Editorial - Octobre 2013 - n° 161

Éric Toussirot
- Centre Investigation Clinique Biothérapie INSERM CBT-506, Pôle Recherche, CHRU Besançon
- Service de Rhumatologie, Pôle PACTE (Pathologies Aiguës, Chroniques, Transplantat ion, Éducat ion), CHRU de Besançon,
- Département Universitaire de Thérapeutique & Équipe d’Accueil 4266 «Agents Pathogènes et Inf lammation», SFR FED 4234, Université de Franche-Comté, Besançon

 

Blocage de l’interleukine-1 : vers un large spectre d’indications thérapeutiques?


L’interleukine-1 (IL-1) est une cytokine pro-inflammatoire dont les effets biologiques sont bien connus. Elle agit comme un médiateur du système immunitaire en réponse à une agression de type infection ou inflammation et est impliquée aussi bien dans les processus inflammatoires aigus que chroniques (1, 2).

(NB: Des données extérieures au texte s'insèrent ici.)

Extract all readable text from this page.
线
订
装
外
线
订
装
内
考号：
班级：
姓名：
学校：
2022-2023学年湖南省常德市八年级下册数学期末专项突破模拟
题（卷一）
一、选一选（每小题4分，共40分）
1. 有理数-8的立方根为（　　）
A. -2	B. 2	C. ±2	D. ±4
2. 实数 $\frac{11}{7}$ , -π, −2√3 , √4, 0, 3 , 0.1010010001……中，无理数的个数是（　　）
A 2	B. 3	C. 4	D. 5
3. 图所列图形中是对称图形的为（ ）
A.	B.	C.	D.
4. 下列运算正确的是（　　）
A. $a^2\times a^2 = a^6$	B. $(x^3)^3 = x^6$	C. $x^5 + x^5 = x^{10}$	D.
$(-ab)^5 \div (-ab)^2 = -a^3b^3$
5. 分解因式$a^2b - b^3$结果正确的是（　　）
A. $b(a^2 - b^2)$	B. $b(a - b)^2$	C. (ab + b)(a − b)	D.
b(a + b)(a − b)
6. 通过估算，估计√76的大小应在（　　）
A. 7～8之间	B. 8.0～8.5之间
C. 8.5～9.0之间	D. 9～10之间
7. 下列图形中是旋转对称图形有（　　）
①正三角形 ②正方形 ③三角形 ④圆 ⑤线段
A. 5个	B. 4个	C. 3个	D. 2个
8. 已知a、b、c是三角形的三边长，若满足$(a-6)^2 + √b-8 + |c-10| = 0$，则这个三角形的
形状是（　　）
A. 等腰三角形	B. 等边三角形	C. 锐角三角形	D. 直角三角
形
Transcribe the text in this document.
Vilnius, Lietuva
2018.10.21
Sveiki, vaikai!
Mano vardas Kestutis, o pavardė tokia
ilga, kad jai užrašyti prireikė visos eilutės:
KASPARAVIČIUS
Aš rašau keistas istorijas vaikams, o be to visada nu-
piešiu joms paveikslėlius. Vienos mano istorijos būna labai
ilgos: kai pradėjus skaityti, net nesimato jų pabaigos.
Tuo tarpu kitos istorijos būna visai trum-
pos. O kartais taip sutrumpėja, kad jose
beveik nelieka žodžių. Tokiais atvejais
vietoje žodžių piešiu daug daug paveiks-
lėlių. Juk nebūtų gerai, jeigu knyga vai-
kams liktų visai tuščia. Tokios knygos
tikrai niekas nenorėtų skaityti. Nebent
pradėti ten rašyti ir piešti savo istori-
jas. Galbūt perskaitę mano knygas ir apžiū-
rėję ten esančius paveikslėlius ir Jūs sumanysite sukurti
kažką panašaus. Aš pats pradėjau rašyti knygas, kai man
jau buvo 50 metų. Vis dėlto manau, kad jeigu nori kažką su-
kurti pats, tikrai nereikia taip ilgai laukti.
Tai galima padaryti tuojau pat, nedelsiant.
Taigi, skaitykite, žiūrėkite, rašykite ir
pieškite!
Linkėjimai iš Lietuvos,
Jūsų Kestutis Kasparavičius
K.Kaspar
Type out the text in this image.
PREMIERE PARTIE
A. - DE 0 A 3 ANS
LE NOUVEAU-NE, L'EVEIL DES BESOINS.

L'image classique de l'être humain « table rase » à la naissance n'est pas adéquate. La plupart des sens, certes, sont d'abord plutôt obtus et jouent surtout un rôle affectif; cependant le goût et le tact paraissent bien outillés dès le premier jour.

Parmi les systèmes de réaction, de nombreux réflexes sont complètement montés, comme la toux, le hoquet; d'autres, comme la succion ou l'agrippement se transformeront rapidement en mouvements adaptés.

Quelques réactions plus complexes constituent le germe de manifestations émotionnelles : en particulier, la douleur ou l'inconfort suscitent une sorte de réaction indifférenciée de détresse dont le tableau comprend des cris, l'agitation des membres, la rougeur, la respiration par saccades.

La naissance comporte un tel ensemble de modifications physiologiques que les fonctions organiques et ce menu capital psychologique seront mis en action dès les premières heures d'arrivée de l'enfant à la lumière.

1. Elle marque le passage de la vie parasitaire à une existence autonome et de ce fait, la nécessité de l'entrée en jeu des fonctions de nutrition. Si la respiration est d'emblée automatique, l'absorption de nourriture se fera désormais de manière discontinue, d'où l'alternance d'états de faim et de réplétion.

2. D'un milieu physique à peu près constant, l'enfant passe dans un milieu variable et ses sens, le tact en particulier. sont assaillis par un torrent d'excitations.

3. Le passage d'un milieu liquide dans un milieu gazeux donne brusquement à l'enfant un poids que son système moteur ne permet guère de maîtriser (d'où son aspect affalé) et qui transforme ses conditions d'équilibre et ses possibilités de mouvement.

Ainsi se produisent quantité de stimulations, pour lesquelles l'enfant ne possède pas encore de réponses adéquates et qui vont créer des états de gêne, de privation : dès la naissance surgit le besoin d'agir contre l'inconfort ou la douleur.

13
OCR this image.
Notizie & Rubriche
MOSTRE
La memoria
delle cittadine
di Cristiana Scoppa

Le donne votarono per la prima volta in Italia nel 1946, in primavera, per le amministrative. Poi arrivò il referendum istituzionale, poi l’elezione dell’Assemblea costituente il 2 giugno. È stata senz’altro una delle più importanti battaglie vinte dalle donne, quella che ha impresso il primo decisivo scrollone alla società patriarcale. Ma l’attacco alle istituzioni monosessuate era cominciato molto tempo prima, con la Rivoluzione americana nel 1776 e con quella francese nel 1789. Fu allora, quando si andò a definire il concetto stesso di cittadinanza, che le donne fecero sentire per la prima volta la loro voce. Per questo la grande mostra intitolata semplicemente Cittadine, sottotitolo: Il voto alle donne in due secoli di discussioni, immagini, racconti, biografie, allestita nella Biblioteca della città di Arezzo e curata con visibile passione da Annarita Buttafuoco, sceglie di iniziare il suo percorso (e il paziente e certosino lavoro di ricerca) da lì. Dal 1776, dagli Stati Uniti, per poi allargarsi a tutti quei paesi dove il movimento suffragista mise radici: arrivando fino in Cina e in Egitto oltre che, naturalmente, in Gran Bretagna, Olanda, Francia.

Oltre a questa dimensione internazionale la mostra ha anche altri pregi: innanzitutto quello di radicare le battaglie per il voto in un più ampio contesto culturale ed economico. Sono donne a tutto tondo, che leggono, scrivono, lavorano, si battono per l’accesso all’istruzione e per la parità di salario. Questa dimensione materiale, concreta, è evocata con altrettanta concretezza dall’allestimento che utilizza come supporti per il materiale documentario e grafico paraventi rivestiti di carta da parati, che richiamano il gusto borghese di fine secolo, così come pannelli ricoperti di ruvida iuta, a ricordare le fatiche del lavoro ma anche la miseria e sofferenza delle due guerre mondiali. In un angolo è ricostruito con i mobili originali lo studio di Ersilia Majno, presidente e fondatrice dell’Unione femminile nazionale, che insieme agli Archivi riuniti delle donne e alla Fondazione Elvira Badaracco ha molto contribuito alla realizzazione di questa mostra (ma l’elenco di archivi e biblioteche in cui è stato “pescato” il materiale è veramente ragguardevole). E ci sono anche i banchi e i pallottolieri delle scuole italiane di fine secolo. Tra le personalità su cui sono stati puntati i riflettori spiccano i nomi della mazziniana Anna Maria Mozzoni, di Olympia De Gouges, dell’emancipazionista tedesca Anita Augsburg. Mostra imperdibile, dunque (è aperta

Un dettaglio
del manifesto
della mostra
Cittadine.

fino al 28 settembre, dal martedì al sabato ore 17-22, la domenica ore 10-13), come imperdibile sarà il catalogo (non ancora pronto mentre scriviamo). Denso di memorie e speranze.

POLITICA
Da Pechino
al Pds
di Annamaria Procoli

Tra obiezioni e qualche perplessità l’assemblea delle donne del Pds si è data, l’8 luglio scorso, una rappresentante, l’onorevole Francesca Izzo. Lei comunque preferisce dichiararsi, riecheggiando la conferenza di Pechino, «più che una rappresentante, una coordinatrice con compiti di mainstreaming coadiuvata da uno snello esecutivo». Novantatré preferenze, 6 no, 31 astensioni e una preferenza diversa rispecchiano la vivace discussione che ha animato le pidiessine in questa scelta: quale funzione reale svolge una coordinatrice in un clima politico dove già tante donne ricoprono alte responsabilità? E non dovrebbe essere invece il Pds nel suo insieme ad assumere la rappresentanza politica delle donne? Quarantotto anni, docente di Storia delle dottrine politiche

Son rôle physiopathologique dans la polyarthrite rhumatoïde (PR) est depuis longtemps déterminé (rôle dans la phase inflammatoire et la destruction ostéo-cartilagineuse) et l’IL-1 fait ainsi partie des cytokines pro-inflammatoire par excellence avec le TNFα et l’IL-6. Ces trois cytokines ont donc logiquement fait l’objet d’un ciblage thérapeutique dans la PR.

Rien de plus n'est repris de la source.